İpek Dağıstanlı: Türkiye’de bir genç size “Kalayım mı gideyim mi?” diye sorsa cevabınız ne olur?

İlber Ortaylı: İlber Ortaylı: Gençler nereye giderse gitsin, işin sırrı kendini yetiştirmektir.

İpek Dağıstanlı: İlber Ortaylı 100 yıl sonra tarih kitaplarında nasıl anılacak?

İlber Ortaylı: Açıkçası bunu bilmiyorum. İnsan kendi hakkında böyle şeyleri söylemez. Benim eğitimim para işi değildi, zorun işiydi. Entelektüel bir uğraştı. Annem babam da buna vesile oldu. Annem 30, babam 40 yaşındaydı, ekonomik sıkıntılar büyük rol oynamıyordu. Bu yapıya müteşekkirim. Annem beni şımartmadı, “oğlum, oğlum” diye sürekli pohpohlamadı. Gençleri şımartmak kötüdür, çünkü onları yozlaştırır. Benim adım nasıl anılacak bilmiyorum ama şunu söyleyebilirim: Benim için önemli olan entelektüel bir miras bırakmak. Tarih kitapları belki bana bir paragraf ayırır, belki ayırmaz.
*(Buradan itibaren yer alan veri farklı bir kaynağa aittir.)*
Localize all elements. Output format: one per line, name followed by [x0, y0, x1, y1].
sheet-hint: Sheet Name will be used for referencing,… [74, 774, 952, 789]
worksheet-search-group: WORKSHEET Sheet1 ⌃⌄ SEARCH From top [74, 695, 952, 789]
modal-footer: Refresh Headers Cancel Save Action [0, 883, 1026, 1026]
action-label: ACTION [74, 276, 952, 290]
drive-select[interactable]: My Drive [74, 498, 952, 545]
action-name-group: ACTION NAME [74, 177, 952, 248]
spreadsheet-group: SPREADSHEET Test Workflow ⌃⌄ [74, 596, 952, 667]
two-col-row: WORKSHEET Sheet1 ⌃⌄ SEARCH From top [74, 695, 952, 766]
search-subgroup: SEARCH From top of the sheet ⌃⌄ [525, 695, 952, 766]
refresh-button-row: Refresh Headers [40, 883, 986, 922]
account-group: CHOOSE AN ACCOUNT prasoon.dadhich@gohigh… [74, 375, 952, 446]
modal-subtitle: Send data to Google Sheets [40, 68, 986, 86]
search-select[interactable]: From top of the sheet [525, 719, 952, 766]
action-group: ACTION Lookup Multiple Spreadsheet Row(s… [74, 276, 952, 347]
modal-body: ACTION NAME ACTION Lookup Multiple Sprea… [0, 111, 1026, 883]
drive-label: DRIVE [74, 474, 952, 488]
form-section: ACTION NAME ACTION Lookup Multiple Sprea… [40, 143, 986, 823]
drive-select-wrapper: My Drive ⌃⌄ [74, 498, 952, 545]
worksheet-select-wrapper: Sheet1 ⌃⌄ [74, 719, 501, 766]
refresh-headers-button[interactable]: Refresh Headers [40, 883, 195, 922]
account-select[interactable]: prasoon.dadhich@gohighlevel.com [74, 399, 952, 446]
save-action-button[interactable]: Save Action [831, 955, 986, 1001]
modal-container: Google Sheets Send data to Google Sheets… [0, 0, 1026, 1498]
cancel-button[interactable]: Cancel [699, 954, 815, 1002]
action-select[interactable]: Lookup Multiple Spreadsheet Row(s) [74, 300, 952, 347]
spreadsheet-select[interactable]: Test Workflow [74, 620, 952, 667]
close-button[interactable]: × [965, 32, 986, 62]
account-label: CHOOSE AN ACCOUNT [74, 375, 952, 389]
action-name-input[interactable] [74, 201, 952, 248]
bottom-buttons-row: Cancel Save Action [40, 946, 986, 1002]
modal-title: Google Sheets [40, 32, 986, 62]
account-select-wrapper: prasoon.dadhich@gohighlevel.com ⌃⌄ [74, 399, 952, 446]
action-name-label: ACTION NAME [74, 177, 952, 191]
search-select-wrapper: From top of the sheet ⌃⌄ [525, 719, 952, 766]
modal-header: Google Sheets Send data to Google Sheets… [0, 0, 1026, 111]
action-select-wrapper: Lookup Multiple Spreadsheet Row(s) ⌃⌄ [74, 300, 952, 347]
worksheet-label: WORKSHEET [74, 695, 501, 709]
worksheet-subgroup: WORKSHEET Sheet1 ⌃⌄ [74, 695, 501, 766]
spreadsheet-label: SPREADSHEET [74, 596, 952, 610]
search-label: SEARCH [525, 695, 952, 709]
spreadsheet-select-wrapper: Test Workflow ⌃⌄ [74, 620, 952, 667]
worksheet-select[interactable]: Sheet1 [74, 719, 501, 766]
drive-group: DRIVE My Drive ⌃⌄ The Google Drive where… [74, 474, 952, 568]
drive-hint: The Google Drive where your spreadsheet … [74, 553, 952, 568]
Önemli olan, bu ülkede düşünceye bir katkı yapabilmiş olmak.

İpek Dağıstanlı: Ölümden korkuyor musunuz?

İlber Ortaylı: Hayır, ölümden korkmuyorum. Çünkü ölüm insan hayatının doğal bir parçasıdır. Hatırlamayacağız, bilincimiz kapanacak. Hayvanlar içinde ölümü bilen tek varlık biziz, bu da bize büyük bir yük getiriyor. Ama bu yük aynı zamanda hayatı anlamlı kılıyor. İnsan ölümü bilerek yaşar ve bu bilincin sayesinde önemli işler yapar. Ölümden korkmak saçma, çünkü denge bozulmaz. En kötü insanın bile içinde bir endişe vardır, bu endişe onun yaşamını şekillendirir. Benim için önemli olan, geride bırakacağım işlerin, eserlerin olmasıdır. Ölüm kaçınılmaz, o yüzden ondan korkmak yerine, yaşarken yapılacak işlere odaklanmak gerekir.